Мама отправила его к сестре, в Москву. Почувствовала ли что-то или случай? Кто сейчас сможет сказать? Лева был послушным мальчиком, да и как можно ослушаться родителей, которые хотят только добра. Мечта, она тоже была, куда же без нее. Университет связи, самый лучший, самый известный. Жаль было уезжать, не хотелось. Семнадцать лет, кровь бурлит. Анна, соседка по улице, стройная, загорелая, полногрудая, вся в вихре густющих черных кудрей. Ну и мама, конечно, отец, младшие братишки и сестра. Пусть и старшая, но любимая. Уехал, с одним полупустым чемоданом, встав на подножку вагона, махал им, пока было видно. Впереди целая жизнь, и он вернется, и все будет хорошо. Вернулся, вернулся…
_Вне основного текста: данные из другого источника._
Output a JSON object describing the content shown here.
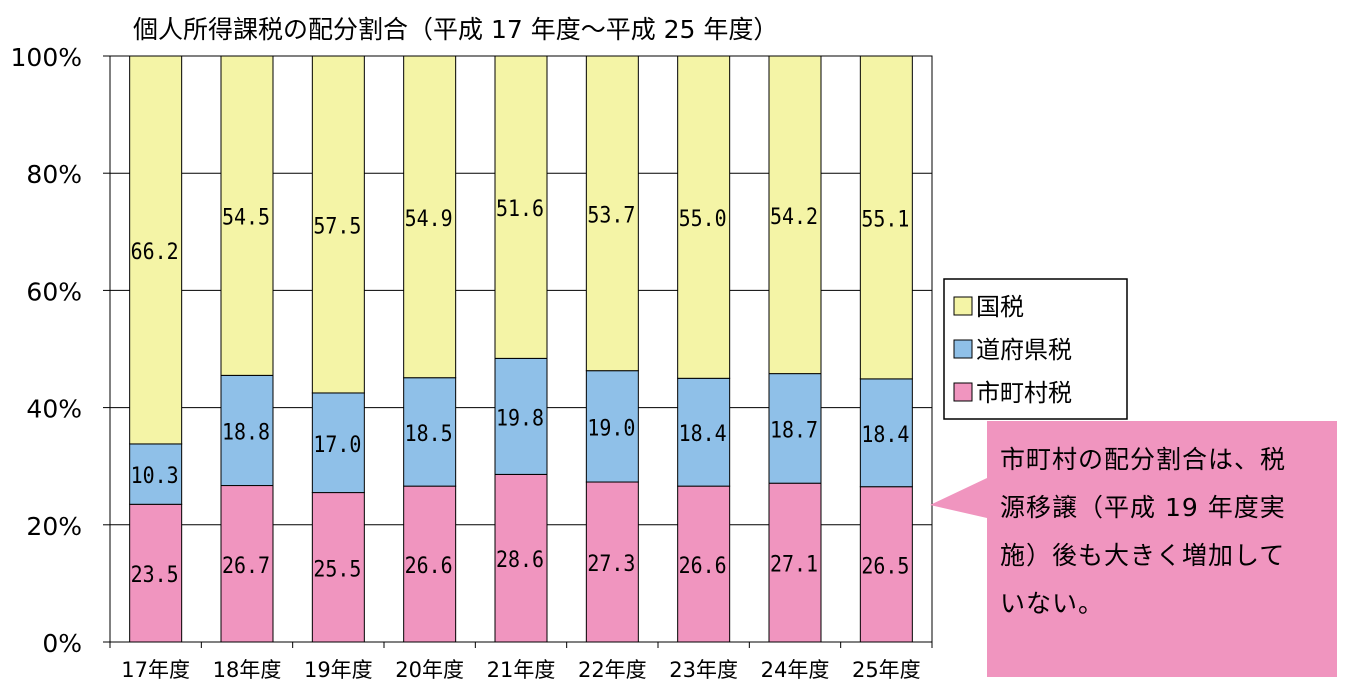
{
  "chart_data": {
    "type": "bar",
    "stacked": true,
    "percent": true,
    "title": "個人所得課税の配分割合（平成 17 年度～平成 25 年度）",
    "categories": [
      "17年度",
      "18年度",
      "19年度",
      "20年度",
      "21年度",
      "22年度",
      "23年度",
      "24年度",
      "25年度"
    ],
    "series": [
      {
        "name": "市町村税",
        "values": [
          23.5,
          26.7,
          25.5,
          26.6,
          28.6,
          27.3,
          26.6,
          27.1,
          26.5
        ],
        "labels": [
          "23.5",
          "26.7",
          "25.5",
          "26.6",
          "28.6",
          "27.3",
          "26.6",
          "27.1",
          "26.5"
        ],
        "color": "#f095bf"
      },
      {
        "name": "道府県税",
        "values": [
          10.3,
          18.8,
          17.0,
          18.5,
          19.8,
          19.0,
          18.4,
          18.7,
          18.4
        ],
        "labels": [
          "10.3",
          "18.8",
          "17.0",
          "18.5",
          "19.8",
          "19.0",
          "18.4",
          "18.7",
          "18.4"
        ],
        "color": "#8fc0e8"
      },
      {
        "name": "国税",
        "values": [
          66.2,
          54.5,
          57.5,
          54.9,
          51.6,
          53.7,
          55.0,
          54.2,
          55.1
        ],
        "labels": [
          "66.2",
          "54.5",
          "57.5",
          "54.9",
          "51.6",
          "53.7",
          "55.0",
          "54.2",
          "55.1"
        ],
        "color": "#f4f4a6"
      }
    ],
    "legend_order": [
      "国税",
      "道府県税",
      "市町村税"
    ],
    "legend_position": "right",
    "ylim": [
      0,
      100
    ],
    "yticks": [
      "0%",
      "20%",
      "40%",
      "60%",
      "80%",
      "100%"
    ],
    "grid": true,
    "annotation": {
      "text": "市町村の配分割合は、税源移譲（平成 19 年度実施）後も大きく増加していない。",
      "lines": [
        "市町村の配分割合は、税",
        "源移譲（平成 19 年度実",
        "施）後も大きく増加して",
        "いない。"
      ],
      "color": "#f095bf"
    }
  }
}
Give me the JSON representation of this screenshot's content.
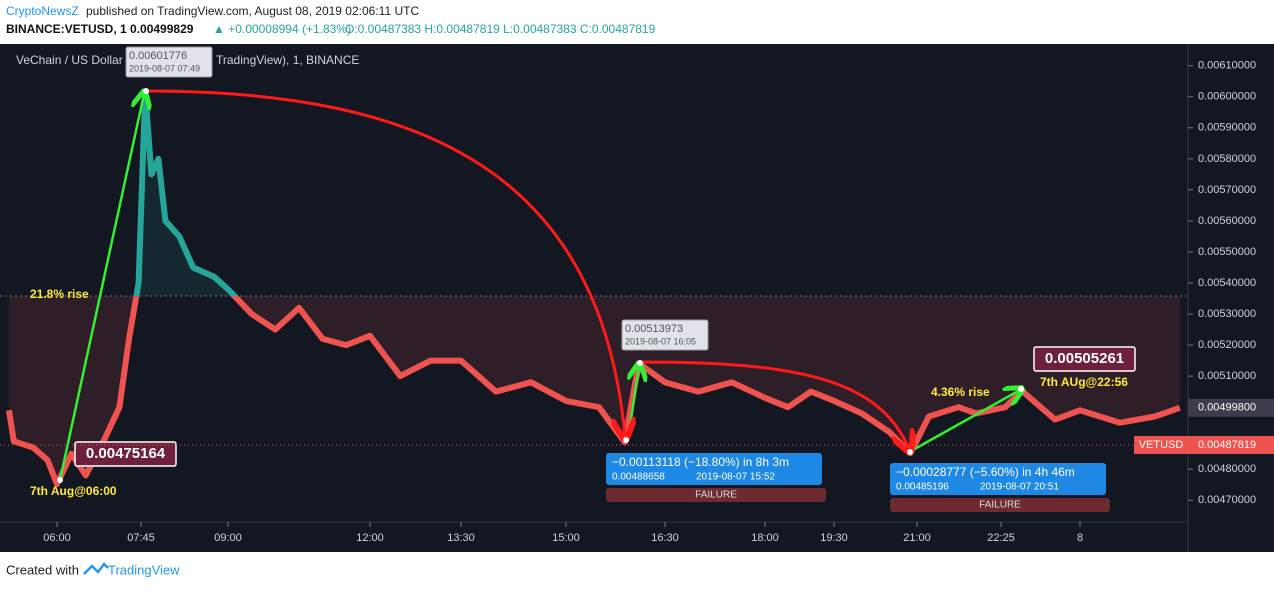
{
  "header": {
    "author": "CryptoNewsZ",
    "published": "published on TradingView.com, August 08, 2019 02:06:11 UTC",
    "symbol_line": "BINANCE:VETUSD, 1  0.00499829",
    "change": "▲ +0.00008994 (+1.83%)",
    "ohlc": "O:0.00487383 H:0.00487819 L:0.00487383 C:0.00487819"
  },
  "footer": {
    "created": "Created with",
    "brand": "TradingView"
  },
  "chart_data": {
    "type": "baseline",
    "legend_left": "VeChain / US Dollar",
    "legend_right": "TradingView), 1, BINANCE",
    "up_color": "#26a69a",
    "down_color": "#ef5350",
    "baseline": 0.005358,
    "x": [
      5.0,
      5.1,
      5.5,
      5.8,
      6.0,
      6.3,
      6.6,
      7.0,
      7.3,
      7.5,
      7.7,
      7.81,
      7.9,
      8.0,
      8.1,
      8.3,
      8.5,
      8.8,
      9.0,
      9.5,
      10.0,
      10.5,
      11.0,
      11.5,
      12.0,
      12.5,
      13.0,
      13.5,
      14.0,
      14.5,
      15.0,
      15.5,
      15.89,
      16.05,
      16.11,
      16.5,
      17.0,
      17.5,
      18.0,
      18.5,
      19.0,
      19.5,
      20.0,
      20.5,
      20.88,
      21.2,
      21.7,
      22.0,
      22.5,
      22.84,
      23.5,
      24.0,
      24.8,
      25.5,
      26.0
    ],
    "values": [
      0.00499,
      0.00489,
      0.00487,
      0.00483,
      0.004752,
      0.00485,
      0.00478,
      0.0049,
      0.005,
      0.00522,
      0.0054,
      0.006018,
      0.00575,
      0.0058,
      0.0056,
      0.00555,
      0.00545,
      0.00542,
      0.00538,
      0.0053,
      0.00525,
      0.00532,
      0.00522,
      0.0052,
      0.00523,
      0.0051,
      0.00515,
      0.00515,
      0.00505,
      0.00508,
      0.00502,
      0.005,
      0.004887,
      0.00508,
      0.00514,
      0.00508,
      0.00505,
      0.00508,
      0.00503,
      0.005,
      0.00505,
      0.00502,
      0.00498,
      0.00492,
      0.004852,
      0.00497,
      0.005,
      0.00498,
      0.005,
      0.005052,
      0.00496,
      0.00499,
      0.00495,
      0.00497,
      0.004998
    ],
    "xlim": [
      4.98,
      26.16
    ],
    "xticks": [
      {
        "value": 6,
        "label": "06:00"
      },
      {
        "value": 7.75,
        "label": "07:45"
      },
      {
        "value": 9,
        "label": "09:00"
      },
      {
        "value": 12,
        "label": "12:00"
      },
      {
        "value": 13.5,
        "label": "13:30"
      },
      {
        "value": 15,
        "label": "15:00"
      },
      {
        "value": 16.5,
        "label": "16:30"
      },
      {
        "value": 18,
        "label": "18:00"
      },
      {
        "value": 19.5,
        "label": "19:30"
      },
      {
        "value": 21,
        "label": "21:00"
      },
      {
        "value": 22.4167,
        "label": "22:25"
      },
      {
        "value": 24,
        "label": "8"
      }
    ],
    "ylim": [
      0.00463,
      0.00617
    ],
    "yticks": [
      {
        "value": 0.0061,
        "label": "0.00610000"
      },
      {
        "value": 0.006,
        "label": "0.00600000"
      },
      {
        "value": 0.0059,
        "label": "0.00590000"
      },
      {
        "value": 0.0058,
        "label": "0.00580000"
      },
      {
        "value": 0.0057,
        "label": "0.00570000"
      },
      {
        "value": 0.0056,
        "label": "0.00560000"
      },
      {
        "value": 0.0055,
        "label": "0.00550000"
      },
      {
        "value": 0.0054,
        "label": "0.00540000"
      },
      {
        "value": 0.0053,
        "label": "0.00530000"
      },
      {
        "value": 0.0052,
        "label": "0.00520000"
      },
      {
        "value": 0.0051,
        "label": "0.00510000"
      },
      {
        "value": 0.0048,
        "label": "0.00480000"
      },
      {
        "value": 0.0047,
        "label": "0.00470000"
      }
    ],
    "price_labels": [
      {
        "value": 0.004998,
        "label": "0.00499800"
      },
      {
        "value": 0.00487819,
        "label": "0.00487819",
        "name": "VETUSD"
      }
    ],
    "annotations": {
      "peak_price": "0.00601776",
      "peak_time": "2019-08-07 07:49",
      "mid_price": "0.00513973",
      "mid_time": "2019-08-07 16:05",
      "start_price": "0.00475164",
      "start_time": "7th Aug@06:00",
      "end_price": "0.00505261",
      "end_time": "7th AUg@22:56",
      "rise1": "21.8% rise",
      "rise2": "4.36% rise",
      "measure1": {
        "change": "−0.00113118 (−18.80%) in 8h 3m",
        "price": "0.00488658",
        "time": "2019-08-07  15:52",
        "status": "FAILURE"
      },
      "measure2": {
        "change": "−0.00028777 (−5.60%) in 4h 46m",
        "price": "0.00485196",
        "time": "2019-08-07  20:51",
        "status": "FAILURE"
      }
    }
  }
}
Они въезжали на главную улицу в реве двигателей и облаках пыли. Машины шли непрекращающимся потоком. Стальной лентой, вонявшей бензином, солярой, маслом, порохом, кожей, дорогой и смертью. Они шли пешком, катили рядом велосипеды. Облепляли броню танков, гоготали в кузовах грузовиков и гусеничных бронетранспортеров. Подгоняли лошадей, тянущих орудия и повозки обозов. Чужие, в серо-мышиной, пятнисто-зеленой и всякой другой форме. Не все были высокими, крепкими и светловолосыми. Всяких хватало, что и говорить.

Гавкающая речь, окрики, испуганно жмущиеся к заборам люди. Свист гармоники какого-то меломана и его друзья, горланящие про милого Августина. Сбитое с навеса над крыльцом горсовета красное знамя под коваными сапогами. Кресты, кресты, кресты, черные с белым рябят в глазах. Стальная змея ползла вперед, на Киев, на Харьков, на Москву. Но ничего не может длиться вечно, и змея закончилась. Но сколько-то ее чешуек, сброшенных при броске через крохотный городок в Прикарпатье, остались.